Trial results for a study (NCT05072106) evaluating the effect of bosentan on the pharmacokinetics of lurbinectedin in patients with advanced solid tumors were posted on ClinicalTrials.gov on 2025-09-16. The study found that co-administration with bosentan decreased the dose-normalized area under the plasma concentration-time profile from time zero to extrapolated infinity (AUC0-∞) of lurbinectedin by approximately 20%, with a least-squares geometric mean ratio of 79.81% (90.0% CI: 64.78 to 98.32) compared to lurbinectedin alone.
Background
The study, titled "Study to Evaluate the Effect of Bosentan on the Pharmacokinetics of Lurbinectedin in Patients With Advanced Solid Tumors," investigated potential drug-drug interactions between lurbinectedin and bosentan. Lurbinectedin (Zepzelca) is used in the treatment of advanced solid tumors, and understanding its pharmacokinetic profile when co-administered with other medications like bosentan is crucial for patient management.
Trial design
The study (NCT05072106) was a Phase 1, prospective, open-label, two-way crossover drug-drug interaction study. It enrolled 11 patients diagnosed with advanced solid tumors. The trial design included two cycles of lurbinectedin administration: one cycle in combination with bosentan and one cycle as a single agent. The order of these cycles varied depending on the study sequence. An additional third cycle of lurbinectedin as a single agent was offered to patients who met continuation criteria and showed clinical benefit after the first two cycles.
Key results
The trial evaluated the pharmacokinetic parameters of lurbinectedin when administered alone and in combination with bosentan. The least-squares geometric mean ratios (Bosentan co-administration vs. Single agent lurbinectedin) and their 90.0% confidence intervals were:
- For dose-normalized maximum observed plasma concentration (Cmax) of total lurbinectedin: 96.83% (90.0% CI: 81.09 to 115.62). The geometric mean Cmax was 20.71 µg/L/mg with bosentan and 21.39 µg/L/mg without.
- For dose-normalized area under the plasma concentration-time profile from time zero to extrapolated infinity (AUC0-∞) of total lurbinectedin: 79.81% (90.0% CI: 64.78 to 98.32). The geometric mean AUC0-∞ was 58.83 µg·h/L/mg with bosentan and 73.71 µg·h/L/mg without.
- For dose-normalized area under the plasma concentration-time profile from time zero to last quantifiable concentration (AUC0-t) of total lurbinectedin: 79.2% (90.0% CI: 64.12 to 97.82). The geometric mean AUC0-t was 56.33 µg·h/L/mg with bosentan and 71.13 µg·h/L/mg without.
- For plasma clearance (CL) of total lurbinectedin: 125.3% (90.0% CI: 101.71 to 154.36). The geometric mean CL was 17.00 L/h with bosentan and 13.57 L/h without.
- For plasma volume of distribution at steady-state (Vss) of total lurbinectedin: 106.79% (90.0% CI: 74.63 to 152.8). The geometric mean Vss was 412.94 L with bosentan and 386.69 L without.
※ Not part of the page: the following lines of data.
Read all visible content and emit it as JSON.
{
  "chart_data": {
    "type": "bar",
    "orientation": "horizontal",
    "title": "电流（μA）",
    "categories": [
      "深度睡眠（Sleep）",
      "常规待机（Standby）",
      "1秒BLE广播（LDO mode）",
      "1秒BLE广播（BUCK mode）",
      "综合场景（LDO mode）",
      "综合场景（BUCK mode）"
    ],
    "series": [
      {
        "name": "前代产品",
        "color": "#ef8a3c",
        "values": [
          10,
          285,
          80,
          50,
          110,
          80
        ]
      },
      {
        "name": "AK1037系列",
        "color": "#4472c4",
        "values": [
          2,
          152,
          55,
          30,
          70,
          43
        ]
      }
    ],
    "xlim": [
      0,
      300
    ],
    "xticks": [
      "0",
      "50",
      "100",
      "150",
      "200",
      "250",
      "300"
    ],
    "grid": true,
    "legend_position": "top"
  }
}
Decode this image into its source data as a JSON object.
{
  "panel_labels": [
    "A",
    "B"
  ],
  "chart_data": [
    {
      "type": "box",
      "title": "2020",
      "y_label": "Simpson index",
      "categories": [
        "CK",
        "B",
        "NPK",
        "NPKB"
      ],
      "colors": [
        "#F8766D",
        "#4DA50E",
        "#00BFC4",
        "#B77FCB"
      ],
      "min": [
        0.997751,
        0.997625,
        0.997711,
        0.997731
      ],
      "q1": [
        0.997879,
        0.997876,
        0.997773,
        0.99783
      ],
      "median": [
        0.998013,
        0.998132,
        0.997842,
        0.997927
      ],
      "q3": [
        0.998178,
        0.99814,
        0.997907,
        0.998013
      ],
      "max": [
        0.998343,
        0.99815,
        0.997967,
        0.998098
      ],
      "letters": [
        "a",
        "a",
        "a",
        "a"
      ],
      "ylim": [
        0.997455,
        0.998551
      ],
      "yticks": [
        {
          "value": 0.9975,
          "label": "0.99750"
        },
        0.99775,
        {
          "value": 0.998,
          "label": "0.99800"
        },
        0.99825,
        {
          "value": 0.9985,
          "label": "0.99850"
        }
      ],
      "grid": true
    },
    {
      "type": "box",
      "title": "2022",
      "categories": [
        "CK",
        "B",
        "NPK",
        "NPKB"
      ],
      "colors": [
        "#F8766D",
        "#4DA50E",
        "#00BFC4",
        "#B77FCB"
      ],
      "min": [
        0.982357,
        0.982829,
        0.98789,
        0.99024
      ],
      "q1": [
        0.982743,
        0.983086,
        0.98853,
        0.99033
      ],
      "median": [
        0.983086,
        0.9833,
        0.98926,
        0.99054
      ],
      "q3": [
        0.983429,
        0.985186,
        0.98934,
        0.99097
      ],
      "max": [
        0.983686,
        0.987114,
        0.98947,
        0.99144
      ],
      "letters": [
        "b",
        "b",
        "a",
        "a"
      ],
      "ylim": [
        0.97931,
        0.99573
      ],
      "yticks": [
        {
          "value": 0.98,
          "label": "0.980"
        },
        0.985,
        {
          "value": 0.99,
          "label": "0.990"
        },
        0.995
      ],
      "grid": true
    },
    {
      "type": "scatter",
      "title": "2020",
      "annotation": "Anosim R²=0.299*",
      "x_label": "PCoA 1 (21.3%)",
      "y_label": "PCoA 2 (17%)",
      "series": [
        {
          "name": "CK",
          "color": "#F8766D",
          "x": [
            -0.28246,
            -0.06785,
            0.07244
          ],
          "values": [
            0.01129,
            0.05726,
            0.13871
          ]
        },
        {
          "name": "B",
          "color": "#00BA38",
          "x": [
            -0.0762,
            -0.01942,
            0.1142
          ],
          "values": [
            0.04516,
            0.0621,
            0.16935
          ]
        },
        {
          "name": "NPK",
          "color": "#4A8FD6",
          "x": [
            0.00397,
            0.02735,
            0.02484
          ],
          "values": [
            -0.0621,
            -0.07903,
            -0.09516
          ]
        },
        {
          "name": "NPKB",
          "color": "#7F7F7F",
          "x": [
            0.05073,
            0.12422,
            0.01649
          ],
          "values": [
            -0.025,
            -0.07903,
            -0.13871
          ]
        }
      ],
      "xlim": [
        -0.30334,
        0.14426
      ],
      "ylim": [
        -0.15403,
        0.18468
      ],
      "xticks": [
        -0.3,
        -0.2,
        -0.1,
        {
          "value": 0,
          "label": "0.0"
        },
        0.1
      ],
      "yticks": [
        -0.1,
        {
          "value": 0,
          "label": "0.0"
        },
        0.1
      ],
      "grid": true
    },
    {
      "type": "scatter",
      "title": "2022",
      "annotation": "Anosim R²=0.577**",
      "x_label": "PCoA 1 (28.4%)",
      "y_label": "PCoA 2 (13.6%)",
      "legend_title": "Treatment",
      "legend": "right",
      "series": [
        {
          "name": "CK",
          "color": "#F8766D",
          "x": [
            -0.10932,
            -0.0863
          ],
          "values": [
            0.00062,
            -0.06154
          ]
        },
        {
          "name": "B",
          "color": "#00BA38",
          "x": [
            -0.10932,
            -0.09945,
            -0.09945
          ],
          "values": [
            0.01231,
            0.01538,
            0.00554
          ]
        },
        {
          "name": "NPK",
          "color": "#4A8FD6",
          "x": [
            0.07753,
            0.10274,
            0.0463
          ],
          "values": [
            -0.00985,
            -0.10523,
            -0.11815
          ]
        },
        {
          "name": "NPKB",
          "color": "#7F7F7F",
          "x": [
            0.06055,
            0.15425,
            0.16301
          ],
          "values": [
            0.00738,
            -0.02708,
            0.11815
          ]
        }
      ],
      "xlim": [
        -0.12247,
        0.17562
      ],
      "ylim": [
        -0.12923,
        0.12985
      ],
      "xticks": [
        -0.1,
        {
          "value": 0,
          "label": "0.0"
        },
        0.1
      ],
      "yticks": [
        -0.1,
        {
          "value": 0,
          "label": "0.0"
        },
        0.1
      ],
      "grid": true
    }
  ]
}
- For terminal elimination half-life (t1/2) in plasma of total lurbinectedin: 104.93% (90.0% CI: 69.49 to 158.44). The geometric mean t1/2 was 35.51 h with bosentan and 33.84 h without.
What this means
The results of this Phase 1 drug-drug interaction study indicate that co-administration of bosentan with lurbinectedin leads to a reduction in lurbinectedin systemic exposure. Specifically, the dose-normalized AUC0-∞ and AUC0-t were approximately 20% lower when lurbinectedin was given with bosentan compared to lurbinectedin alone, as evidenced by the least-squares geometric mean ratios of 79.81% and 79.2%, respectively, with their 90.0% confidence intervals not including 100%. Concurrently, the plasma clearance (CL) of lurbinectedin increased by approximately 25% when co-administered with bosentan. These findings suggest that bosentan may induce the metabolism or increase the clearance of lurbinectedin, potentially leading to sub-optimal therapeutic levels of lurbinectedin. Clinicians should consider these pharmacokinetic interactions when prescribing lurbinectedin to patients also receiving bosentan.
Source
The information regarding these trial results was obtained from ClinicalTrials.gov, a public database of clinical studies. The results for study NCT05072106, titled "Study to Evaluate the Effect of Bosentan on the Pharmacokinetics of Lurbinectedin in Patients With Advanced Solid Tumors," were posted on 2025-09-16 on clinicaltrials.gov.